The Art of Seeing
When I picked up photography again, I was living in Crockett, California—a small, blue-collar town along the Carquinez Strait. I loved the area for its many hiking trails winding through the hills. Much of it was open space: few trees, scattered bushes, and vast stretches of bare land.
At first, I kept thinking I needed to go elsewhere to find compelling subjects. The land around me felt too familiar, too bare—like I had already seen everything it had to offer.
But I kept going out. Not because I expected to find something new, but because some part of me needed the quiet. The rhythm of walking. The way the hills opened up under the sky.
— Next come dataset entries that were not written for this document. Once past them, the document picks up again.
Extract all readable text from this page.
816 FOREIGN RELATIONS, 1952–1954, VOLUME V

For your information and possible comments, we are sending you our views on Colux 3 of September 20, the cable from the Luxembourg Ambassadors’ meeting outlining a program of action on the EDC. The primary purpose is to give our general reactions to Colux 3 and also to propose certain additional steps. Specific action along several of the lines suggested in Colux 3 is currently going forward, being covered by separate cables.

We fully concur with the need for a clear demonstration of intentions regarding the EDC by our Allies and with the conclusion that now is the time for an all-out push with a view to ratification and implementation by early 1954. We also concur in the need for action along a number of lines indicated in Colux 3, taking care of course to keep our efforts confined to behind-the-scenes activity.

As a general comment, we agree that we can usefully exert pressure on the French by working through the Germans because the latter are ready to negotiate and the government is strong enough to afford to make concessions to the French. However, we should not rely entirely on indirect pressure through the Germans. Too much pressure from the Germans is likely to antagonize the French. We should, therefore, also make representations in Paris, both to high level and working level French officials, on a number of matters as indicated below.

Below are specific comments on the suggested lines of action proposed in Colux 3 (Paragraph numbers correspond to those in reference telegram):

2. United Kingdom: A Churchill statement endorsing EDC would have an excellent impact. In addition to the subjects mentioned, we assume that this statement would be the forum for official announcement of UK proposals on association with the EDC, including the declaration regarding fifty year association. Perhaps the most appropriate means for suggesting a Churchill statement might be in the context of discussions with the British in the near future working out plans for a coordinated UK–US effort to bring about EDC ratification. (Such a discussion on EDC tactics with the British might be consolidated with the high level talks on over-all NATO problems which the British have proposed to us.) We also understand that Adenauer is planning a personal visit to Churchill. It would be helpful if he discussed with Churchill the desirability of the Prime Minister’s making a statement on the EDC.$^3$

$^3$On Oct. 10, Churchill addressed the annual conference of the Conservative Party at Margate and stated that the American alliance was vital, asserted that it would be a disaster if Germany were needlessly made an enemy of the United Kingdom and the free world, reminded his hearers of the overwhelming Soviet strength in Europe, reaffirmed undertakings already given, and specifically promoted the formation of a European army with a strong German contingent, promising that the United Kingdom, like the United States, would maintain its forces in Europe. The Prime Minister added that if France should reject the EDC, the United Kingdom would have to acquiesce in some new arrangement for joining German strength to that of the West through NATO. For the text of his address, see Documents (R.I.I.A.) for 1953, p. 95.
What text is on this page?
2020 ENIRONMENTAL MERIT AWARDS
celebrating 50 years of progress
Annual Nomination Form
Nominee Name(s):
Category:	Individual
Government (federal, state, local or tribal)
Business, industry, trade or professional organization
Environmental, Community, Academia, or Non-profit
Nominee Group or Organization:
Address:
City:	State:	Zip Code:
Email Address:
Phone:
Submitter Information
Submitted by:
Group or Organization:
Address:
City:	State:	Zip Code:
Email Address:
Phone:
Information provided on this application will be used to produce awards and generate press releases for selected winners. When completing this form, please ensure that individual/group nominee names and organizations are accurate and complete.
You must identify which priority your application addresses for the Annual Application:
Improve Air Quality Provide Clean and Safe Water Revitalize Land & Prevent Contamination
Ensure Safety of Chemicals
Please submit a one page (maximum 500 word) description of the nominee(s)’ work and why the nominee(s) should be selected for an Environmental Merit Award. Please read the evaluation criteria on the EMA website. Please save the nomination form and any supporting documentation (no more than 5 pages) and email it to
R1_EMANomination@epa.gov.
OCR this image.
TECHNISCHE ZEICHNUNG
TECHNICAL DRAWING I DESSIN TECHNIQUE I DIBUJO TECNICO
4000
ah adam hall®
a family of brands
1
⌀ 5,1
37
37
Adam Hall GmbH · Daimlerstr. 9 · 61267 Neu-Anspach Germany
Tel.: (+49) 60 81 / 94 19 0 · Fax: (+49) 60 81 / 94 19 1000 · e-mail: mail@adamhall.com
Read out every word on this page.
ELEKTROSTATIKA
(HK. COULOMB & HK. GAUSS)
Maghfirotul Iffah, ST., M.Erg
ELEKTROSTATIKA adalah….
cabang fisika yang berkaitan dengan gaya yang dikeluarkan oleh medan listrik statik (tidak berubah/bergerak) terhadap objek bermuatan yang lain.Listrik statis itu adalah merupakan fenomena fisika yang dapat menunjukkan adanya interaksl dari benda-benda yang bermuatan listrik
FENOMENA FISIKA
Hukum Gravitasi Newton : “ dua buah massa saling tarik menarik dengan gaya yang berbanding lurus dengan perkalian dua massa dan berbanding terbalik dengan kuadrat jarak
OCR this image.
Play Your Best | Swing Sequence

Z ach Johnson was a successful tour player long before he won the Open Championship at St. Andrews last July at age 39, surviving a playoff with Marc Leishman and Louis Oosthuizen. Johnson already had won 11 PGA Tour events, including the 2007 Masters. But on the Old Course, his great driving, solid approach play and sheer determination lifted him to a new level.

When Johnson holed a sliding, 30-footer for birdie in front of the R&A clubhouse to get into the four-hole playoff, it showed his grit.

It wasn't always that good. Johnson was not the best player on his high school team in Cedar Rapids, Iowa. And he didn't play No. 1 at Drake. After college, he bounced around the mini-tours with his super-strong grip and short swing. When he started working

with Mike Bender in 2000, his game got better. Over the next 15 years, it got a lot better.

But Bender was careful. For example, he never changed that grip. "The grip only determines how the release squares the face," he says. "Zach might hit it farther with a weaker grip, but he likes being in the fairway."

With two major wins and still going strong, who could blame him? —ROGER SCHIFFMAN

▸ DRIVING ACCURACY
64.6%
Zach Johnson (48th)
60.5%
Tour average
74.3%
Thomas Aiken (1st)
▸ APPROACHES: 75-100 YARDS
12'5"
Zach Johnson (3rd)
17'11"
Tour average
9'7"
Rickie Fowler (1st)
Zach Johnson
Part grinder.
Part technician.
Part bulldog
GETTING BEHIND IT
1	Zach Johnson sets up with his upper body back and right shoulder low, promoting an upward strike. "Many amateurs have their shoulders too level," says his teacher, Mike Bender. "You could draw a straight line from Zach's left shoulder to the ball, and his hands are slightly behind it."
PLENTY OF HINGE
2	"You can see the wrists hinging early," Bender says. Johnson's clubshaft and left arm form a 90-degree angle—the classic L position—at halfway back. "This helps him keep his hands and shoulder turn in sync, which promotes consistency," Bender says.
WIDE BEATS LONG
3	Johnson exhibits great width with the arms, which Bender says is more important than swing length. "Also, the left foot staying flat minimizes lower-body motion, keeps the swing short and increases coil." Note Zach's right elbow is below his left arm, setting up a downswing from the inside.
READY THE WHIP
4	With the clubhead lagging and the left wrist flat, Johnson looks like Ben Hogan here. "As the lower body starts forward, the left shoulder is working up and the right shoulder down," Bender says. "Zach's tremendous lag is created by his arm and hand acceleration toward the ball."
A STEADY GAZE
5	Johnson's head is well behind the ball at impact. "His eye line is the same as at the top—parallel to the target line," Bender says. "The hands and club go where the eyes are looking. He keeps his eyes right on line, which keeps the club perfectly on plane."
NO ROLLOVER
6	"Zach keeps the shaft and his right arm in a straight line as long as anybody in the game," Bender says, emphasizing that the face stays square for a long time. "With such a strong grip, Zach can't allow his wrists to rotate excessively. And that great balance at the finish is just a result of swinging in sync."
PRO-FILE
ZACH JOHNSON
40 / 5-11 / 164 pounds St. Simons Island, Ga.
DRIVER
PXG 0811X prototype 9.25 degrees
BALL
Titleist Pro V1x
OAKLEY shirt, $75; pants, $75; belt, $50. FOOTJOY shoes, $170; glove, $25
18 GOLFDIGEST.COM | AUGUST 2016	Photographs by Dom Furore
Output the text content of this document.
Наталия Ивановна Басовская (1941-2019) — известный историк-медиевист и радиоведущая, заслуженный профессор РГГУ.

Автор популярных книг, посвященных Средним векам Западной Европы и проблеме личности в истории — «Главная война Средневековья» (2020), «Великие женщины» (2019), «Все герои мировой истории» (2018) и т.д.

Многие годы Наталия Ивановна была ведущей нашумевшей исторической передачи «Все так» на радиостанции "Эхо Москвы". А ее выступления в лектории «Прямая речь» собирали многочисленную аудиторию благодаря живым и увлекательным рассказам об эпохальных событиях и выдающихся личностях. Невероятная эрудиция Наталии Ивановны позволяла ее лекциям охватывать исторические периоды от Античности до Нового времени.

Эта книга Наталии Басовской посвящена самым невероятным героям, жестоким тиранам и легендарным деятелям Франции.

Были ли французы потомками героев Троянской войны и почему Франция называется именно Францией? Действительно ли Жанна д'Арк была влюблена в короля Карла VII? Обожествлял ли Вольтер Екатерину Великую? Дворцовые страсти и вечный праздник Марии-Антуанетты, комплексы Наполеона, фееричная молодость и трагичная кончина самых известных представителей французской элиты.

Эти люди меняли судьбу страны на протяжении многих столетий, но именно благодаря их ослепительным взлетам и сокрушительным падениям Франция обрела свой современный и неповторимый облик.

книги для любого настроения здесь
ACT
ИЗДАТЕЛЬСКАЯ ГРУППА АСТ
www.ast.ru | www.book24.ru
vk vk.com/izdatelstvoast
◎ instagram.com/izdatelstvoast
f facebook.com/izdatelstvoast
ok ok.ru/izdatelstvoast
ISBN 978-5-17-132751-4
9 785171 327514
And little by little, something started to change—not out there, but in me.
At first, I didn’t realize it. But looking back, I see now: I had been blind.
I wasn’t seeing the deeper beauty that was already there. It only revealed itself when I changed how I looked at the landscape. I began noticing the way light and shadow danced across the hills, how dramatically the time of day could shift the mood, how seasons and weather transformed everything.
Each day brought a new variation—clouds drifting in unexpected shapes, sunlight piercing through mist, golden hour casting a warmth that made everything glow. Even the wind played its part, bending tall grasses in waves, making the land feel alive, almost breathing.
Some days were quiet and still, with a softness to the air that invited reflection. Other days felt restless, with shifting skies and fast-moving weather. The landscape was no longer static—it became something I could listen to, respond to. A dialogue formed between me and the land. I was no longer just observing; I was in relationship with it.
Colors I once overlooked began to stand out—the pale green of new spring growth, the rust-gold of dry grass in the late sun, the deep umber of soil after a rare rain. Subtle things. Fleeting things. But once I noticed them, I couldn’t unsee them.
What had once seemed barren now felt full of presence, full of story.
And in that process, I learned something that stays with me: there’s often so much more than what we perceive with inattentive senses.
The surface rarely tells the whole story. Once I started returning with intention, the hidden layers slowly revealed themselves.
I learned to finally see—not just with my eyes, but with presence and patience.
And after that, the landscape was never ordinary again.